Article from Yonhap News:
Only 2 out of 10 South Koreans Find Protestantism to be Credible, Poll Shows
The findings reveal that Catholicism is the most credible, followed by Buddhism and then Protestantism. The survey also showed that 74.6 percent are opposed to religious figures entering politics.
A recent poll found that only 20 percent of South Koreans find Protestant churches to be trustworthy, lagging far behind Catholic churches and Buddhists.
Asked about religious institutions or priests taking part in politics, 74.6 percent expressed opposition.
The Christian Ethics Movement(CEM) conducted a survey of 1,000 adults aged 19 or older before releasing its findings on February 4th. The report, entitled “Survey of Social Credibility for South Korean Churches,” found that only 19.4 percent of the respondents say they trust Protestant churches.
44.6 percent said that Protestant churches are not trustworthy, while 36 percent say they were ambivalent.

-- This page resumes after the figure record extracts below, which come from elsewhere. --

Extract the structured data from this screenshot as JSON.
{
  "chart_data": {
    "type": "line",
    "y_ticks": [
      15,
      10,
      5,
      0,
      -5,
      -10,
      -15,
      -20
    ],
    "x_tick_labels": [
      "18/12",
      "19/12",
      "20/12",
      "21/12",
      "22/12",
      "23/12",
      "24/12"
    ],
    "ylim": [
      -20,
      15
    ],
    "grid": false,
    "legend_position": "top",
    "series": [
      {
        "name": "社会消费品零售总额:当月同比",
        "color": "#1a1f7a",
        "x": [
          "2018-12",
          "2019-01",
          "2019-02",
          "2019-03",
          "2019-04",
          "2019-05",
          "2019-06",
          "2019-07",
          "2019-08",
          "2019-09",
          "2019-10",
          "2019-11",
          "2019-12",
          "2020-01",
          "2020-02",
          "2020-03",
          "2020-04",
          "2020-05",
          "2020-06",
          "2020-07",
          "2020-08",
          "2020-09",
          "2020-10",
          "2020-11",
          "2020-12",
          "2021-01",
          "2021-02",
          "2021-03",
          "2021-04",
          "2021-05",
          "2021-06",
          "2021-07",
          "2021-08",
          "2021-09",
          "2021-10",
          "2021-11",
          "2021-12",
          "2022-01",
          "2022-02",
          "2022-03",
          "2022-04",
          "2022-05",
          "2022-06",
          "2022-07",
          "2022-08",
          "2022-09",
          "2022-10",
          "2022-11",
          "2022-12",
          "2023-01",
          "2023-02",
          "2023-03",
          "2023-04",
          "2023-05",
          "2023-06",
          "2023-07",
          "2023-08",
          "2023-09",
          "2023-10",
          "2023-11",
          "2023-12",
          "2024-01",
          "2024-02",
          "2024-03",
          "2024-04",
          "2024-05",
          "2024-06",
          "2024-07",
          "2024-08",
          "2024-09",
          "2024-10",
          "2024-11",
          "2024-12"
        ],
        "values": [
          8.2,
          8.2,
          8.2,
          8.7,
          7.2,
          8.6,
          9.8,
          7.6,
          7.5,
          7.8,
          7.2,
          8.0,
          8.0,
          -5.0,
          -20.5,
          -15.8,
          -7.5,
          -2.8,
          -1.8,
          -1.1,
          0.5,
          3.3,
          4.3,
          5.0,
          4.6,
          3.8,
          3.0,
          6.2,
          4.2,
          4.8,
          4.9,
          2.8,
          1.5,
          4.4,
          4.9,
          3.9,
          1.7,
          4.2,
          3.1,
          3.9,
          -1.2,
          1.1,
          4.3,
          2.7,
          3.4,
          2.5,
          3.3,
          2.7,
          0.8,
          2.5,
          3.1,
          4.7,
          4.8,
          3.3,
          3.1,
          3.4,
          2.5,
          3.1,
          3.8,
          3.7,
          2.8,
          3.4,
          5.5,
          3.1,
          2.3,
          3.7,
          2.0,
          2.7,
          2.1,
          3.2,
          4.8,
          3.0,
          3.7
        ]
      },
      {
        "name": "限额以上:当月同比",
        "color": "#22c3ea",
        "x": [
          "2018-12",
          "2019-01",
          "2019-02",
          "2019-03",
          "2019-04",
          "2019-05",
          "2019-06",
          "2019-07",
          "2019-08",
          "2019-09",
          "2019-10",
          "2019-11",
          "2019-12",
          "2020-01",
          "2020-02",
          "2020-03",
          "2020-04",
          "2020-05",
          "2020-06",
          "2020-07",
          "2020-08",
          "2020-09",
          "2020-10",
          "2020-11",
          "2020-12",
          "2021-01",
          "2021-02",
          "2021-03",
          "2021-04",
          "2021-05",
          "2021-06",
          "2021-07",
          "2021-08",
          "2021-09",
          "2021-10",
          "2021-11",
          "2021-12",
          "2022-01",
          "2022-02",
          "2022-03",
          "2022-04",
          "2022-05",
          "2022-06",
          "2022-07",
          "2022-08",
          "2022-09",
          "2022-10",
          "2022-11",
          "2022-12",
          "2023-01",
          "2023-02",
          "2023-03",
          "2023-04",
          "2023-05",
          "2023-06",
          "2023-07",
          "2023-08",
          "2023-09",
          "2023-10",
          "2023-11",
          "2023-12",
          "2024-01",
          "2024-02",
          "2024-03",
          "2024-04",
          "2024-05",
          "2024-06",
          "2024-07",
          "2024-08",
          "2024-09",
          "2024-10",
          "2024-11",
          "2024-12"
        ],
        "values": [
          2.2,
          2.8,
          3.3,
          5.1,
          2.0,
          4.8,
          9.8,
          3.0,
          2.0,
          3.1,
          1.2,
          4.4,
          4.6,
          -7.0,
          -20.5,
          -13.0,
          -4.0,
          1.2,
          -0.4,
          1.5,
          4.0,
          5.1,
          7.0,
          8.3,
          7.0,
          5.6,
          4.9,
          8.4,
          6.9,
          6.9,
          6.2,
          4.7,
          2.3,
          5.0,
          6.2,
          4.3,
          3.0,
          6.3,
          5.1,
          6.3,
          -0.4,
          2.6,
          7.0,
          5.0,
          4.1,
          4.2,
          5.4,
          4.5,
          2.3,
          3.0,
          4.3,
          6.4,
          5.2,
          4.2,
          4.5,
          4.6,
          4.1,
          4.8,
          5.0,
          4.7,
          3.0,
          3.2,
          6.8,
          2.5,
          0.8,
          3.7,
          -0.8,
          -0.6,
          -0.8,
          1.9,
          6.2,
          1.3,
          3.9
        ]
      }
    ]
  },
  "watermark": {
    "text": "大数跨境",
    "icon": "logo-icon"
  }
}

CEM compared the latest results with historic data from surveys conducted between 2008 and 2010, finding that 18.4%, 19.1% and 17.1% of those polled said that they trusted Protestant churches, showing a rough downward trend.
Catholic churches appear to be the most credible, with 29.2%, followed by Buddhist temples with 28.0%, and Protestant churches with 21.2%. Confucianism and Won Buddhism received 2.5% and 1.3% respectively.
For those respondents with no religious affiliations, credibility for Protestant churches plunged further to 8.6%, on the other hand, these respondents gave 32.7% credibility for Catholic churches and 26.6% for Buddhists.
In its analysis of credibility levels for religious and non-religious organization, CEM found civic organizations are considered the most reliable with 27.8%, followed by the press (10.6%), religious organizations (9.2%), and universities (8.7%). The government has 6.9%; the judiciary, 6.1%; corporations, 4.0%; parliament, 1.5%.
When it came to perceptions of social outreach by religious organizations, 41.3% found Protestant churches to be most active, 32.1% thought Catholic churches were the most active, and 6.8% thought Buddhist temples.
24% of respondents said that Protestant churches could improve credibility through changing their exclusive mindset against other religions (24.0%), 22.8% questioned transparency of church accounting, 21% focused on improving church leader, and 14.5% said they should change the obsession to attract more converts and believers’ behavior.
As for the question about whether religious institutions should be taxed, an overwhelming 85.9% said yes, with only 12.2% opposed.
The latest survey was commissioned to Cho Heung-sik, social wefare professor of the Seoul National University, and was conducted during November 10-11th of 2013. The margin of error was 3.1%p
Comment from Daum:
Protestant churches can’t be called religious, they are no better than companies evading taxes.
peroica: [responding to above]
You try making a religion, why are you throw a stone at a booming business?[sarcasm]
천사회: [responding to 내가사께짬뽕]
I think only two out of 10 church ministers are real, the other eight are hustlers.
무한경쟁: [responding to 내가사께짬뽕]
Protestant churches are just pyramid schemes. Some on the bottom are just sales representatives to sell items and spruce themselves up to make a good impression, while others at the top swallow the money and run away.
I think a credibility level of 20 percent for Protestant churches is too high. Just hearing about Protestants makes me think of fraud, money and adultery!
Korean Protestant churches are called Gaedok. Gaedok is a group of people who sell Jesus for personal gains.
Are there people who still believe in this garbage religion?
Protestant churches aren’t called Gaedok for no reason.